Heat Wave: Edie Sedgwick Goes to SXSW, Day 9
I wake up on a mattress in a friend’s bandmate’s house in Austin. Though I am a dog owner, a vegetarian and, at least in the presence of animals, a genial fellow, a pit bull mix two rooms away has decided, for reasons that she has chosen not to disclose, that I am an evil creature whose life should end in her slobbering jaws. While this Texan Cerberus slumbers, I flee my temporary refuge as soon as my laundry is done to search for greener pastures.
I pick up my band and we play a SXSW day party at 1:45 p.m. The event has been sponsored by a company that makes coconut water and the company that makes “Rock Star” energy drink. Both fluids flow freely. With little regard for potentially dangerous coconut/"Rock Star" chemical reactions that may or may not wreak havoc on their black T-shirted, tattooed bodies, fearless concertgoers cross the proverbial streams and drink both.
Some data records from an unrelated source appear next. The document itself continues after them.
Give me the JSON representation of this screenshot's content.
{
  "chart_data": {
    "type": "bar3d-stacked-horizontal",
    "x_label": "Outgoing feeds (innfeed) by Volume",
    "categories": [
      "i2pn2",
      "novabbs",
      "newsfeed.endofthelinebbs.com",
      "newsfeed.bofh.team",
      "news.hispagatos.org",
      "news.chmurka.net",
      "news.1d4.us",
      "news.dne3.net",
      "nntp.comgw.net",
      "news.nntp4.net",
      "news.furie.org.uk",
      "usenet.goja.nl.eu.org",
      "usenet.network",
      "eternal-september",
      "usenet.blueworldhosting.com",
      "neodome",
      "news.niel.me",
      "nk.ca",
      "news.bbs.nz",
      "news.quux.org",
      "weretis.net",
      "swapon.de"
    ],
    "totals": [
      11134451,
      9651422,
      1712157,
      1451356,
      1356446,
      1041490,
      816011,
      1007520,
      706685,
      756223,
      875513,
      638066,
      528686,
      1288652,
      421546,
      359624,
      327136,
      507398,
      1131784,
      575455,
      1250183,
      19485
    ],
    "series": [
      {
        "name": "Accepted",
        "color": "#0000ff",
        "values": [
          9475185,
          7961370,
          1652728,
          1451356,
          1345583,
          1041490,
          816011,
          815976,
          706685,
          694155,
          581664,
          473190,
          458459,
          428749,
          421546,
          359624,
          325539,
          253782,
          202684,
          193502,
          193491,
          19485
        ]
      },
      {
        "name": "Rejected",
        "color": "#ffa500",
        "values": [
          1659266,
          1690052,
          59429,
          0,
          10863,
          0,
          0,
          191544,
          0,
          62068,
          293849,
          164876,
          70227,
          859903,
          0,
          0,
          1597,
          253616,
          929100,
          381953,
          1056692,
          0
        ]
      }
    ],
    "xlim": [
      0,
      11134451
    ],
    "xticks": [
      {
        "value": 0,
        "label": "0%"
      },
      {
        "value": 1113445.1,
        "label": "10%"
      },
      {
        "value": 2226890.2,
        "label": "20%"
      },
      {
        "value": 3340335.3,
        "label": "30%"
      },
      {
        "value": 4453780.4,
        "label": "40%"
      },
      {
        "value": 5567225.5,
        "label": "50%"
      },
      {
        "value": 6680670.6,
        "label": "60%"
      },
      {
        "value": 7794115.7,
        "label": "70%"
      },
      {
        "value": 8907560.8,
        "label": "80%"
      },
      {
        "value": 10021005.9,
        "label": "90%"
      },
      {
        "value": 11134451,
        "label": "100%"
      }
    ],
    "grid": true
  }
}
Though I don’t see any double-fisting—coconut water in one hand, “Rock Star” energy drink in the other—I can’t say definitively that it didn’t happen.
I fall in with a woman who works for a digital music streaming service. She needs a ride downtown and, with little to do, I give her one. On the way to 6th and Red River—the spiritual center of SXSW, if it has one—she reveals that she has just become godmother to her niece (or nephew?), and must attend some kind of intensive Catholic training for the paperwork to go through with Pope Benedict et al. I reveal that my own godmother is not only divorced, but has left the church. Is this schmoozing?
The sun sets. With no shows to play for 24 hours, I wander the streets of Austin and fall on hard times. I walk halfway across town to see The Shins, but then decide that the show is too far, especially since I wouldn’t be able to identify any of the band's songs. I sit alone in a sushi bar and read Cormac McCarthy’s Blood Meridian. McCarthy’s relentless descriptions of scalpings, gangrene, and carrion birds do not put me in the mood to get in line to see Tenacious D. Instead, I see a band that I used to play drums for perform at a showcase. I confirm that their new drummer is better than me. Amy Ray, half of the Indigo Girls, is playing in another band at the same showcase. I resist the urge to corner her in the small, half-empty bar and interrogate her about the composition “Closer to Fine.” (“Ms. Ray: When you go to see ‘the doctor of philosophy,’ who do you mean?”)
I walk a few blocks to see John Doe of X, but then realize that I have read the map wrong and that this show will begin before I can get there. I get in line to see Tenacious D—Blood Meridian be damned—but then realize that the line is too long, and I will never get in. Thus, I attend the only event of interest that I am able to get into—Jimmy Cliff at a stage in downtown Austin sponsored by Taco Bell. I get a free bean burrito, and the man himself takes the stage.
Cliff looks enlightened and wise, but also wizened—not much like the young reggae roustabout that charmed Robin Williams and the cast of SCTV in the 1986 film Club Paradise. He sits down while he plays guitar. Silently, I shed a tear for Cliff. Sitting down while playing guitar, like the Hanged Man, means the end is near.